Integer. For details, refer to Boolean & Number.

FLOAT, DOUBLE

BITMAP (C* < 100) / INVERTED ( C ≥ 100)

Floating point. For details, refer to Boolean & Number.

BOOL

BITMAP

Boolean. For details, refer to Boolean & Number.

ARRAY

BITMAP (C* < 100) / INVERTED ( C ≥ 100)

Homogeneous array of scalar values. For details, refer to Array Field.

GEOMETRY

RTREE

Geometric data that stores spatial information. For details, refer to Geometry Field.

TIMESTAMPTZ

STL_SORT

time zone-aware ISO 8601 inputs, stored as UTC for consistent filtering and ordering across time zones. For details, refer to TIMESTAMPTZ Field.

📘Notes

Cardinality (C in the above table) shows the number of unique values in a field across a whole collection.
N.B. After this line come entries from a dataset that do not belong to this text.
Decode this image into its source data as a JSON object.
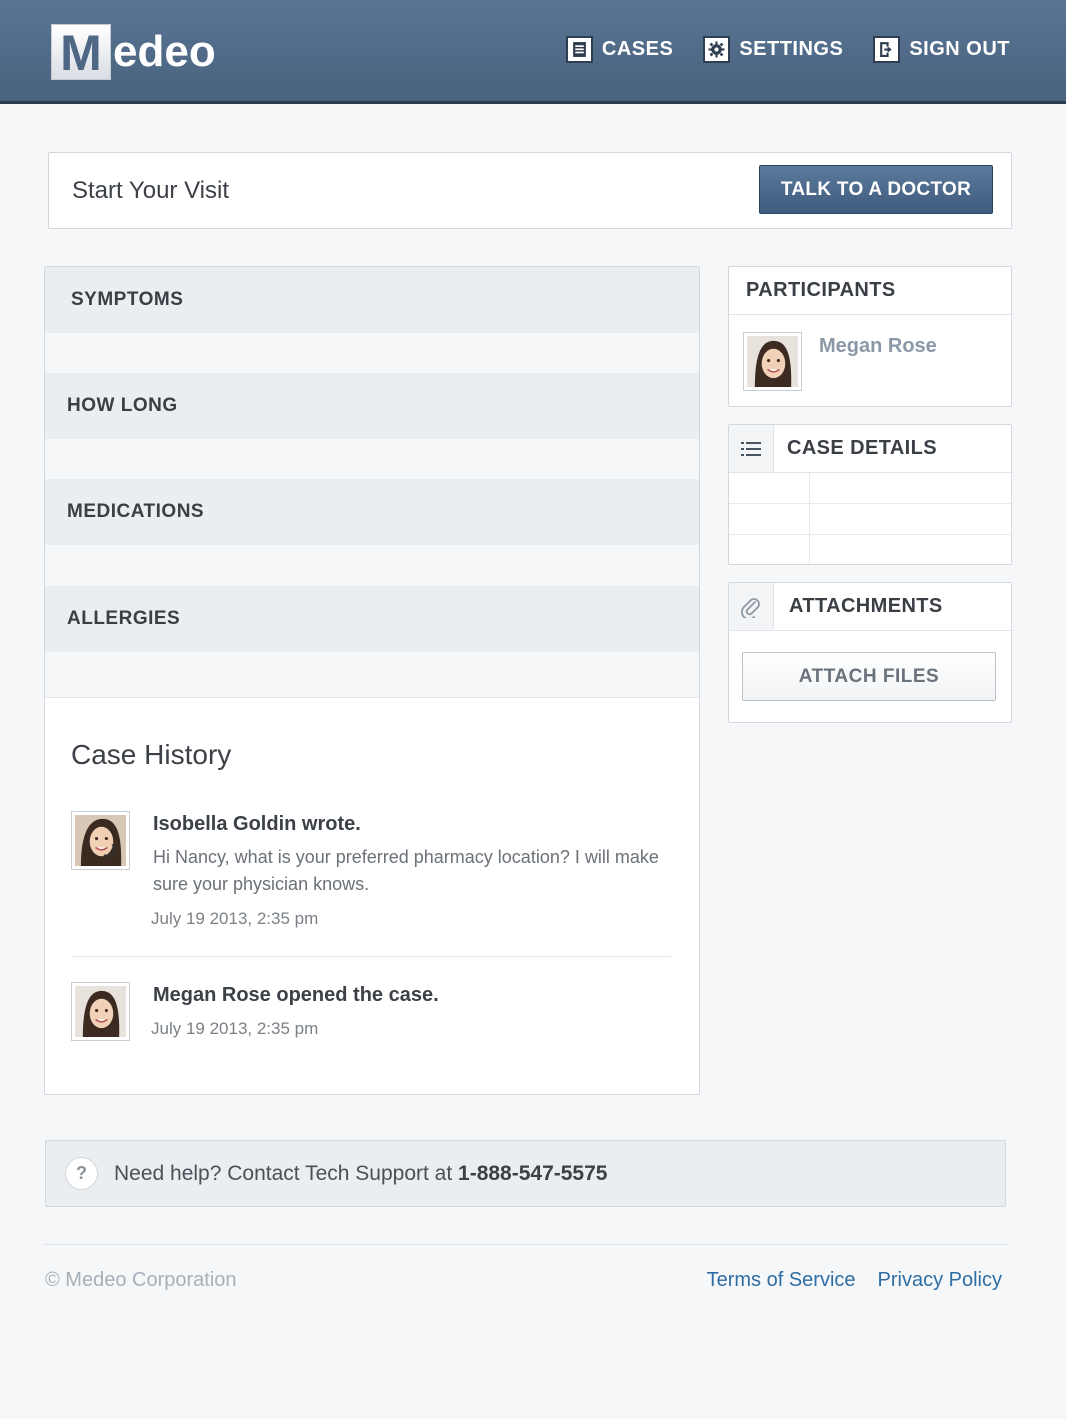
{
  "header": {
    "logo_letter": "M",
    "logo_rest": "edeo",
    "nav": [
      {
        "label": "CASES",
        "icon": "cases-icon"
      },
      {
        "label": "SETTINGS",
        "icon": "gear-icon"
      },
      {
        "label": "SIGN OUT",
        "icon": "sign-out-icon"
      }
    ]
  },
  "visit": {
    "title": "Start Your Visit",
    "button": "TALK TO A DOCTOR"
  },
  "form": {
    "fields": [
      "SYMPTOMS",
      "HOW LONG",
      "MEDICATIONS",
      "ALLERGIES"
    ]
  },
  "history": {
    "title": "Case History",
    "entries": [
      {
        "title": "Isobella Goldin wrote.",
        "text": "Hi Nancy, what is your preferred pharmacy location? I will make sure your physician knows.",
        "time": "July 19 2013, 2:35 pm"
      },
      {
        "title": "Megan Rose opened the case.",
        "time": "July 19 2013, 2:35 pm"
      }
    ]
  },
  "participants": {
    "title": "PARTICIPANTS",
    "items": [
      {
        "name": "Megan Rose"
      }
    ]
  },
  "case_details": {
    "title": "CASE DETAILS",
    "icon": "list-icon"
  },
  "attachments": {
    "title": "ATTACHMENTS",
    "icon": "paperclip-icon",
    "button": "ATTACH FILES"
  },
  "help": {
    "text": "Need help? Contact Tech Support at ",
    "phone": "1-888-547-5575",
    "icon": "question-icon"
  },
  "footer": {
    "copyright": "© Medeo Corporation",
    "links": [
      "Terms of Service",
      "Privacy Policy"
    ]
  },
  "colors": {
    "header": "#4f6a89",
    "primary_button": "#46638a",
    "link": "#2f6da3"
  }
}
For example, the cardinality of a float field is the number of distinct float values in that field.

For an array field, the cardinality is the number of distinct element values across all arrays in the segment. For example:

[1, 2, 3]
[2, 3, 4]
[1, 4, 5]

The distinct element values are 5 → cardinality = 5. It flattens all elements from all arrays, then counts unique values — not the number of distinct arrays, nor the array lengths.

Preparations

Before creating indexes, define a collection that includes both vector and scalar fields. Zilliz Cloud requires a vector field in every collection.
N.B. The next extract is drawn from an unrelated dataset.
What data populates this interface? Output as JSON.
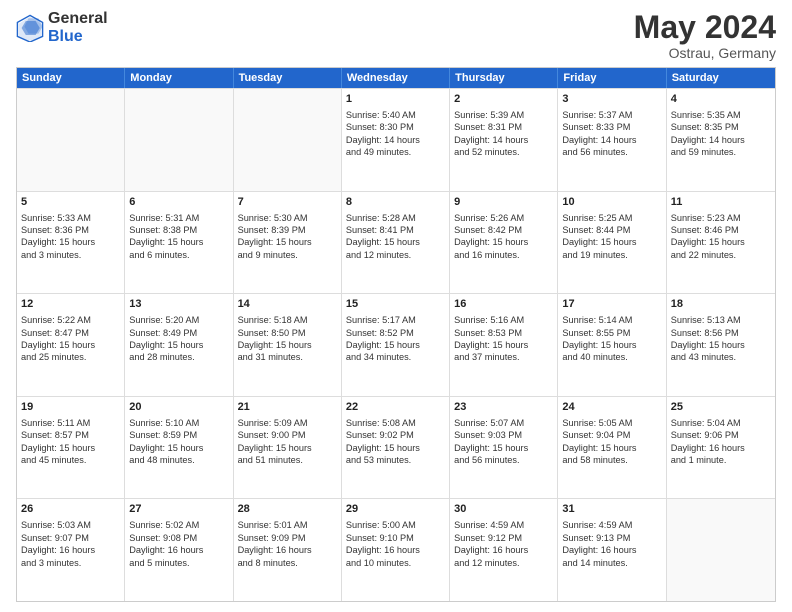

In this example, we define a schema for a product catalog, including a required vector field (vector) and a scalar field of the DOUBLE type (price):

from pymilvus import MilvusClient, DataType

client = MilvusClient(uri="YOUR_CLUSTER_ENDPOINT") # Replace with your cluster endpoint

# Define schema with dynamic field support
schema = client.create_schema(
auto_id=False,
enable_dynamic_field=True # Enable dynamic field
)

# Define fields
schema.add_field(field_name="product_id", datatype=DataType.INT64, is_primary=True)
schema.add_field(field_name="vector", datatype=DataType.FLOAT_VECTOR, dim=5) # Vector field
schema.add_field(field_name="price", datatype=DataType.DOUBLE) # Scalar field

# Create the collection
client.create_collection(
collection_name="product_catalog",
schema=schema
)

Index a scalar field

You can create an index on a scalar field using AUTOINDEX. No additional index parameters are needed. The example below creates an index on the price field:

index_params = client.prepare_index_params() # Prepare an empty IndexParams object, without having to specify any index parameters

index_params.add_index(
field_name="price", # Name of the scalar field to be indexed
index_type="AUTOINDEX", # Type of index to be created
index_name="price_index" # Name of the index to be created
)

After defining the index parameters, you can apply them to the collection using create_index():

client.create_index(
collection_name="product_catalog",
index_params=index_params
)

Check index details

Once you have created an index, you can check its details.

# Describe index
res = client.list_indexes(
collection_name="product_catalog"
)

print(res)

res = client.describe_index(
collection_name="product_catalog",
index_name="price_index"
)

print(res)

Drop an index

Use the drop_index() method to remove an existing index from a collection.

📘Notes

In your cluster compatible with Milvus v2.6.x, you can drop a scalar index directly once it’s no longer needed—no need to release the collection first.

# Drop index
client.drop_index(
collection_name="product_catalog",
index_name="price_index"
)

Advanced features

There are also several advanced features around scalar indexes that you may be interested in.

NGRAM [READ MORE]

The `NGRAM` index in Zilliz Cloud is built to accelerate `LIKE` queries on `VARCHAR` fields or specific JSON paths within `JSON` fields. Before building the index, Zilliz Cloud splits text into short, overlapping substrings of a fixed length n, known as n-grams. For example, with n = 3, the word "Milvus" is split into 3-grams "Mil", "ilv", "lvu", and "vus". These n-grams are then stored in an inverted index that maps each gram to the document IDs in which it appears. At query time, this index allows Zilliz Cloud to quickly narrow the search to a small set of candidates, resulting in much faster query execution.